The Consumer Product Safety Commission has voted to restrict allowances given to unblockable drain covers in the federal pool and spa safety law.

Today, CPSC’s voting commissioners decided to change the definition of an unblockable drain to require that the sump, in addition to the drain cover, measure more than 18 by 23 inches and meet certain other testing criteria. The measure passed 3 to 2, in what some say was a predetermined outcome.

The decision is retroactive, so pools that were brought into VGBA compliance with the installation of an unblockable–sized cover over a single, blockable-sized drain will have be split, supplemented with a secondary system, or otherwise treated like a single outlet.

While the agency has posted a compliance date of May 28, 2012, it has declared a 60-day public-comment period for affected parties to comment on whether that deadline is realistic.

This latest episode attached to the first federal pool and spa safety law began in April 2010, when the Commission decided a drain can be considered unblockable if its cover complies with the VGB Act, regardless of sump size. This measure proved controversial. It spurred immediate push-back and a letter-writing campaign from safety advocates, as well as some politicians and industry professionals concerned that unblockable drains would become unsafe if their covers came off and exposed a smaller sump.

The CPSC is comprised of five commissioners — two Republicans, two Democrats and a chairman appointed by the US President. Two of the three Democrats — Chairman Inez Tenenbaum and Thomas Moore — opposed last year’s ruling. The two Republicans — Anne Northup and Nancy Nord — voted for it.

The only Democrat to approve last year’s interpretation, Robert Adler, was the primary target of the letter-writing campaign and other protest. After receiving input from parties on both sides of the question, Adler had a change of heart and initiated the revote. In early September, with two weeks’ notice, the agency announced the meeting but did not invite public comment.

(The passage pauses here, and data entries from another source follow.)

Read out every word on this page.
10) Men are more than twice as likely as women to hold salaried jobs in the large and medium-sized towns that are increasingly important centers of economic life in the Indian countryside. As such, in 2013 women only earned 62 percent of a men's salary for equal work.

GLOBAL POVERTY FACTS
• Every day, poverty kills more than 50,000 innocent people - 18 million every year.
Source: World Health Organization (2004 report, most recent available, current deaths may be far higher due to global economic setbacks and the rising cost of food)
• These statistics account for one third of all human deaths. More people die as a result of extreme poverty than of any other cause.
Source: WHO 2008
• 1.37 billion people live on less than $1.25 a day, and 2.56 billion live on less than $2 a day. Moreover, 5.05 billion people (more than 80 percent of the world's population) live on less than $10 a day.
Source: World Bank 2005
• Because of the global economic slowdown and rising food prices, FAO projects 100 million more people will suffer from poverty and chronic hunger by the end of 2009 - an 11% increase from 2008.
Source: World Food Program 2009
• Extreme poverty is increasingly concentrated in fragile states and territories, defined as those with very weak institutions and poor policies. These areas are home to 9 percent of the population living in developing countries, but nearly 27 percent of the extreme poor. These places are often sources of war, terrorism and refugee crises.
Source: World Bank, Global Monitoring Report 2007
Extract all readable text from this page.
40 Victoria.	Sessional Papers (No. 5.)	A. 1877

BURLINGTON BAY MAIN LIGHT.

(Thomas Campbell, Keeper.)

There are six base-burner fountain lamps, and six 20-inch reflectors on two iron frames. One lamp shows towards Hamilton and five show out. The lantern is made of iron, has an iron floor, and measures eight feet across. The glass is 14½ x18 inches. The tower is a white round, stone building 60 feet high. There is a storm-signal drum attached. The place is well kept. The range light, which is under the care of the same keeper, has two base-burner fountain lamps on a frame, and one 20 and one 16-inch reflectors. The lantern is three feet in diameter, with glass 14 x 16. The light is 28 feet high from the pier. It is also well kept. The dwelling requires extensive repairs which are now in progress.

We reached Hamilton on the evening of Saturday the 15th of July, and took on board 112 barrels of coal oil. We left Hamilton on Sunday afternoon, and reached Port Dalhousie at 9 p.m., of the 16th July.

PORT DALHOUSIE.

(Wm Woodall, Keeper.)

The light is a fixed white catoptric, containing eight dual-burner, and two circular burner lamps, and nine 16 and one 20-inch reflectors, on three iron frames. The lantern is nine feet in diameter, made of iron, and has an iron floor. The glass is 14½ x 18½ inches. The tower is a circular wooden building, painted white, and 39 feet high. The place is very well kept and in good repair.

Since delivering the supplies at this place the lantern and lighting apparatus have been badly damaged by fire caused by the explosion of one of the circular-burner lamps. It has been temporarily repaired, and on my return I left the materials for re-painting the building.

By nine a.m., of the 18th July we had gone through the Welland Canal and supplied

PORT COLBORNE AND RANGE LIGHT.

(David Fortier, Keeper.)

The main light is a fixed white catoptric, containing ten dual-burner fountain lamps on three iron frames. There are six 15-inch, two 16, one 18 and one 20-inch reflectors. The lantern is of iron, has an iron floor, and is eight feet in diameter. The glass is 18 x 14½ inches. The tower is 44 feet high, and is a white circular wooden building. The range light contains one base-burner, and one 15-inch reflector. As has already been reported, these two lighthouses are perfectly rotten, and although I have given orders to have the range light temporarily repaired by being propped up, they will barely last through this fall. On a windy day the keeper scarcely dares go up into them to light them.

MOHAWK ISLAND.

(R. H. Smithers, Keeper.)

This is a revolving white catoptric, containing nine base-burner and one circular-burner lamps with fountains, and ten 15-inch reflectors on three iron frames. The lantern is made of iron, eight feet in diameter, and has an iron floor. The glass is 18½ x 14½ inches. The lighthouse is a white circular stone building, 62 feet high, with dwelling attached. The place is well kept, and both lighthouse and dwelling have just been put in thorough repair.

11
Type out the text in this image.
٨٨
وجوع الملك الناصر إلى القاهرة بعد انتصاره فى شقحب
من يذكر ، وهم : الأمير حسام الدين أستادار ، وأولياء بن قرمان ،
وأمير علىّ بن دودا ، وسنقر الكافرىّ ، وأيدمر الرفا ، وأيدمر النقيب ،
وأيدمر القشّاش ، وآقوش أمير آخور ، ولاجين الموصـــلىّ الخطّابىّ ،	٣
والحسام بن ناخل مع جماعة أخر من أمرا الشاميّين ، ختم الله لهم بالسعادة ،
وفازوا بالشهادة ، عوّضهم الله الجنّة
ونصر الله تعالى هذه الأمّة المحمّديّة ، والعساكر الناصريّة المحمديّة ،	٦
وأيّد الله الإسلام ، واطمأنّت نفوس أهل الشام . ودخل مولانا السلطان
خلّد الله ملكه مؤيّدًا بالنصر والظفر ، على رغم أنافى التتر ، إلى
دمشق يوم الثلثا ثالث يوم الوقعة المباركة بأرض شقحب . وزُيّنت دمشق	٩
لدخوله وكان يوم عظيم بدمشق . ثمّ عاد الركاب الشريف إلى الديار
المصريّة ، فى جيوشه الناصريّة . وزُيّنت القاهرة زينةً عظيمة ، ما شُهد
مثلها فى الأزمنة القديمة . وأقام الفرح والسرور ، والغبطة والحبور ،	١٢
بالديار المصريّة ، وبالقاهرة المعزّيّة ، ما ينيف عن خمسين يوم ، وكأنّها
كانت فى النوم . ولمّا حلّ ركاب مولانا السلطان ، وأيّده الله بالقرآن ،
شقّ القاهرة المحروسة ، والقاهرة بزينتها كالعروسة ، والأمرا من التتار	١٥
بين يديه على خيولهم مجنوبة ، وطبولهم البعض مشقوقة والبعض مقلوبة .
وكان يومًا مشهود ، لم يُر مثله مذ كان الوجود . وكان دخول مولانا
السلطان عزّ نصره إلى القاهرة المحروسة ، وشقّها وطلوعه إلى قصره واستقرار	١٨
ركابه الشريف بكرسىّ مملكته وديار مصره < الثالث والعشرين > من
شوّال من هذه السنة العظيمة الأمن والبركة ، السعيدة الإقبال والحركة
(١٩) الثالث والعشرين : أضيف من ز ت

The two Republican voting members publicly protested the revote. While it was originally scheduled to take place Sept. 21, one of the Republican members — Nord — exercised the right all commissioners have to move the hearing back a week, to today. Both she and Northup voted against the move.

“Certainly Anne’s disappointed in the outcome of the vote,” said Mark Fellin, a spokesperson for Northup. “We knew it was coming, but I think the entire time we had hoped that the facts would present themselves and we would make a rule based on those facts. ... All the facts that we’ve received have been that the current method was ... safe and where we’re going forward now is actually going to create more problems in the future.”